Warnock is now seeking a full six-year term. Senate control is not at stake this time: Democrats have already secured 50 seats and Vice President Kamala Harris’ undecided vote. That puts pressure on Warnock and Walker’s campaigns to convince Georgia voters that it’s worth casting a second ballot, even if the national stakes aren’t that high.
However, Obama argued on behalf of Warnock himself, saying 51 is better than 50 because it means Sen. Warnock will continue to represent you in Washington.
Warnock received about 70% of his total votes in the first round by pre-voting; for Walker it was about 58%. This resulted in an advantage of more than 256,000 votes for Warnock. Walker responded with an Election Day advantage of more than 200,000.

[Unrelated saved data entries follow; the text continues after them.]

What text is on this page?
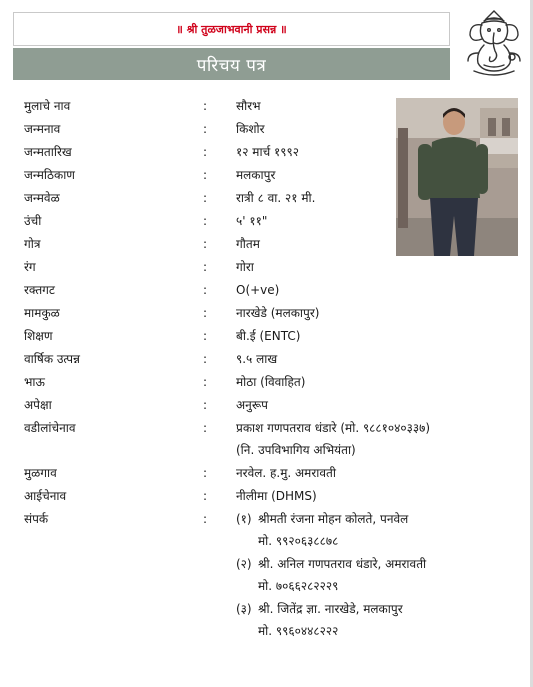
॥ श्री तुळजाभवानी प्रसन्न ॥
परिचय पत्र
मुलाचे नाव	: सौरभ
जन्मनाव	: किशोर
जन्मतारिख	: १२ मार्च १९९२
जन्मठिकाण	: मलकापुर
जन्मवेळ	: रात्री ८ वा. २१ मी.
उंची	: ५' ११"
गोत्र	: गौतम
रंग	: गोरा
रक्तगट	: O(+ve)
मामकुळ	: नारखेडे (मलकापुर)
शिक्षण	: बी.ई (ENTC)
वार्षिक उत्पन्न	: ९.५ लाख
भाऊ	: मोठा (विवाहित)
अपेक्षा	: अनुरूप
वडीलांचेनाव	: प्रकाश गणपतराव धंडारे (मो. ९८८१०४०३३७)
(नि. उपविभागिय अभियंता)
मुळगाव	: नरवेल. ह.मु. अमरावती
आईचेनाव	: नीलीमा (DHMS)
संपर्क	: (१) श्रीमती रंजना मोहन कोलते, पनवेल
मो. ९९२०६३८८७८
(२) श्री. अनिल गणपतराव धंडारे, अमरावती
मो. ७०६६२८२२२९
(३) श्री. जितेंद्र ज्ञा. नारखेडे, मलकापुर
मो. ९९६०४४८२२२
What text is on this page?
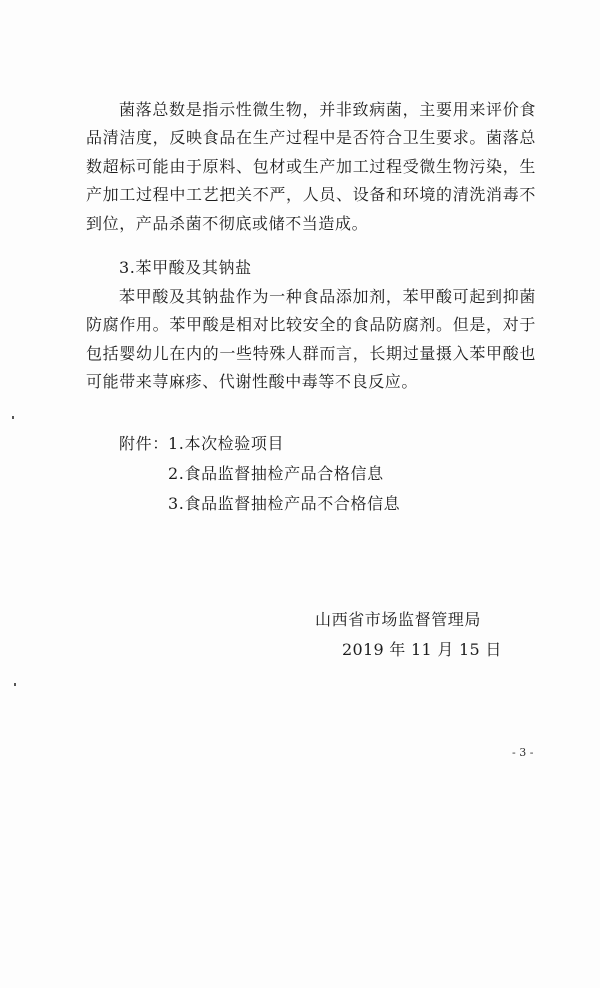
菌落总数是指示性微生物，并非致病菌，主要用来评价食品清洁度，反映食品在生产过程中是否符合卫生要求。菌落总数超标可能由于原料、包材或生产加工过程受微生物污染，生产加工过程中工艺把关不严，人员、设备和环境的清洗消毒不到位，产品杀菌不彻底或储不当造成。

3.苯甲酸及其钠盐

苯甲酸及其钠盐作为一种食品添加剂，苯甲酸可起到抑菌防腐作用。苯甲酸是相对比较安全的食品防腐剂。但是，对于包括婴幼儿在内的一些特殊人群而言，长期过量摄入苯甲酸也可能带来荨麻疹、代谢性酸中毒等不良反应。

附件： 1.本次检验项目
2.食品监督抽检产品合格信息
3.食品监督抽检产品不合格信息
山西省市场监督管理局
2019 年 11 月 15 日
- 3 -
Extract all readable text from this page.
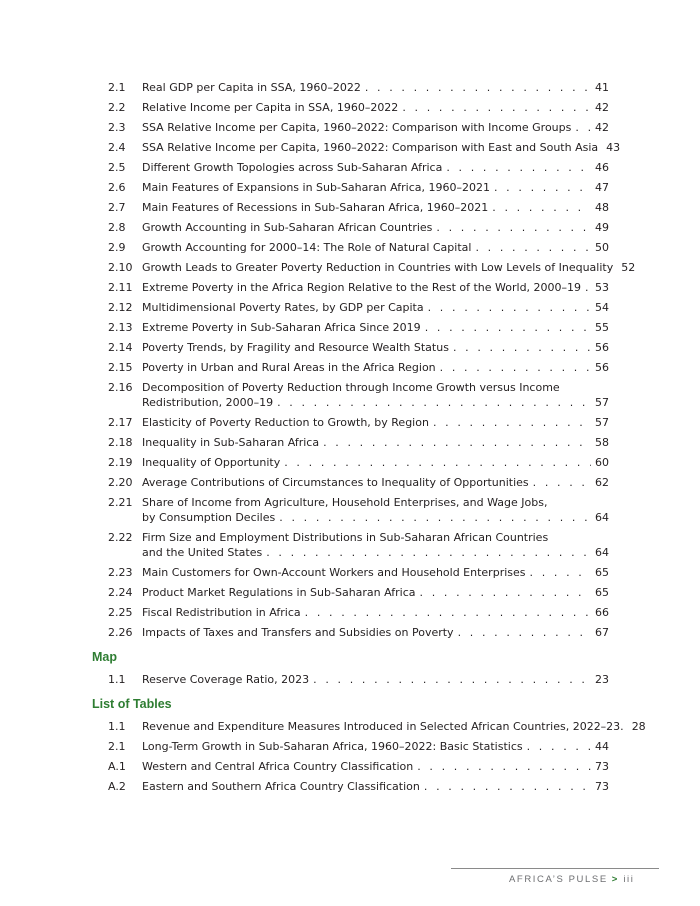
2.1	Real GDP per Capita in SSA, 1960–2022 . . .	41
2.2	Relative Income per Capita in SSA, 1960–2022 . . .	42
2.3	SSA Relative Income per Capita, 1960–2022: Comparison with Income Groups . . . 42
2.4	SSA Relative Income per Capita, 1960–2022: Comparison with East and South Asia 43
2.5	Different Growth Topologies across Sub-Saharan Africa . . .	46
2.6	Main Features of Expansions in Sub-Saharan Africa, 1960–2021 . . .	47
2.7	Main Features of Recessions in Sub-Saharan Africa, 1960–2021 . . .	48
2.8	Growth Accounting in Sub-Saharan African Countries . . .	49
2.9	Growth Accounting for 2000–14: The Role of Natural Capital . . .	50
2.10 Growth Leads to Greater Poverty Reduction in Countries with Low Levels of Inequality 52
2.11 Extreme Poverty in the Africa Region Relative to the Rest of the World, 2000–19 . . . 53
2.12 Multidimensional Poverty Rates, by GDP per Capita . . .	54
2.13 Extreme Poverty in Sub-Saharan Africa Since 2019 . . .	55
2.14 Poverty Trends, by Fragility and Resource Wealth Status . . .	56
2.15 Poverty in Urban and Rural Areas in the Africa Region . . .	56
2.16 Decomposition of Poverty Reduction through Income Growth versus Income
Redistribution, 2000–19 . . .	57
2.17 Elasticity of Poverty Reduction to Growth, by Region . . .	57
2.18 Inequality in Sub-Saharan Africa . . .	58
2.19 Inequality of Opportunity . . .	60
2.20 Average Contributions of Circumstances to Inequality of Opportunities . . .	62
2.21 Share of Income from Agriculture, Household Enterprises, and Wage Jobs,
by Consumption Deciles . . .	64
2.22 Firm Size and Employment Distributions in Sub-Saharan African Countries
and the United States . . .	64
2.23 Main Customers for Own-Account Workers and Household Enterprises . . .	65
2.24 Product Market Regulations in Sub-Saharan Africa . . .	65
2.25 Fiscal Redistribution in Africa . . .	66
2.26 Impacts of Taxes and Transfers and Subsidies on Poverty . . .	67
Map
1.1	Reserve Coverage Ratio, 2023 . . .	23
List of Tables
1.1	Revenue and Expenditure Measures Introduced in Selected African Countries, 2022–23. 28
2.1	Long-Term Growth in Sub-Saharan Africa, 1960–2022: Basic Statistics . . .	44
A.1	Western and Central Africa Country Classification . . .	73
A.2	Eastern and Southern Africa Country Classification . . .	73
AFRICA’S PULSE > iii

The senator’s campaign, Democratic Party committees, and like-minded political action committees have tailored their turnout efforts toward early voting.
Republicans have countered with their own wide-ranging push, including a direct-mail push by a super-political action committee with Governor Brian Kemp receiving 200,000 votes more than Walker to comfortably win a second term.
Still, Republicans are fighting some internal party narratives, including former President Donald Trump, that are questioning some pre-voting, particularly mail-in ballots, and are urging some Republicans to vote on Election Day. As recently as Tuesday, Trump took to social media to declare that YOU CAN NEVER HAVE FAIR AND FREE ELECTIONS WITH MAIL-IN VOTES – EVER, EVER, EVER. WILL NOT AND CANNOT HAPPEN!!!
Walker himself makes no mention of early in-person voting or absentee ballots at all when asking his supporters to vote.